Né sous l’occupation américaine et témoin de 13 années de cette tranche dramatique de notre d’histoire, Maurice Léonce, a aussi vécu la dictature des Duvalier, les présidences de Dumarsais Estimé, de Jean-Bertrand Aristide, René Préval, Michel Joseph Martelly et l’assassinat du président Jovenel Moïse. Ces événements ont achevé de forger son opinion de la vie politique du pays. Pour lui,  « le principal problème, c’est que nous n’avons pas, pour reprendre le fameux principe de l’Américain Charles Fillmore, the right man in the right place ». « Voilà pourquoi, estime notre interlocuteur, très alerte pour ses cent ans, nous sommes humiliés de plus en plus sur la scène internationale ». « J’ai l’impression qu’aujourd’hui nous n'avons plus d’élite intellectuelle, car ils refusent simplement de s’engager sur la scène politique et laissent la place à des incompétents », confie l’homme à plusieurs facettes au Nouvelliste.

Une vie sobre et disciplinée, Maurice Léonce, un modèle pour les jeunes

Excellent motivateur, Maurice Léonce ne rate pas une occasion pour inspirer les jeunes. « La discipline, c’est la clé de la réussite. À mon âge je ne fume pas, je ne bois pas d’alcool, je suis en parfaite santé; j’entraine encore des jeunes footballeurs. Tout cela, explique le centenaire demeuré jeune, c’est le résultat de ma discipline. Un sportif, un footballeur qui ne comprend pas cela n’est pas prêt à connaître le succès dans sa discipline.» C’est pourquoi le football haïtien, nous confie l’homme devenu mélancolique, n’est plus que l’ombre de ce qu’il a été dans les années 70. En effet, pour l’entraineur Léonce, les jeunes footballeurs refusent désormais de se conformer aux règles strictes de ce sport ». « Comme je dis souvent aux jeunes, a conclu le centenaire, si tu ne peux pas être une lumière, sois une étoile. Si tu ne peux pas être un chemin, sois une sortie ». 

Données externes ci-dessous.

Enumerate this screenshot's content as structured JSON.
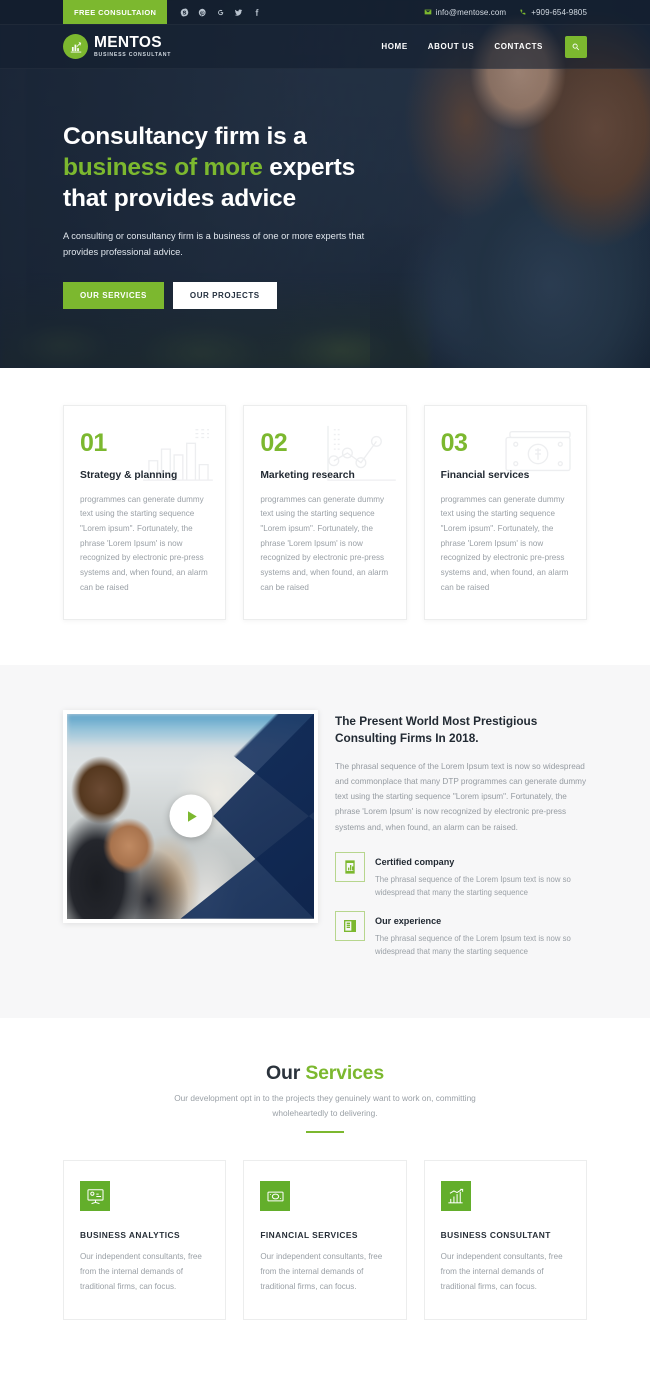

Il est à signaler que pour les 100 ans du Jérémien Maurice Léonce, une messe d’action de grâces a été célébrée en son honneur, en présence de membres de sa famille, d'amis et d'autorités policières, des plus hautes autorités de l’Église catholique de la ville, à savoir Mgr Joseph Gontrand Décoste, évêque de Jérémie, et Mgr Marc Arthur Émile. Le 9 septembre, la veille de son anniversaire, Maurice Léonce a donné le coup d’envoi d’un match de football joué pour lui rendre hommage. Il a eu l’occasion de tirer un penalty. C’est dans la soirée du vendredi 10 septembre, à « l’Auberge Inn », au milieu de ses parents, amis et dignitaires de la ville, qu'une réception a été organisée en l'honneur du champion. Au fait, pour reprendre le propos d’Anaïse Chavenet: « Chaque département du pays devrait avoir un Maurice Léonce ».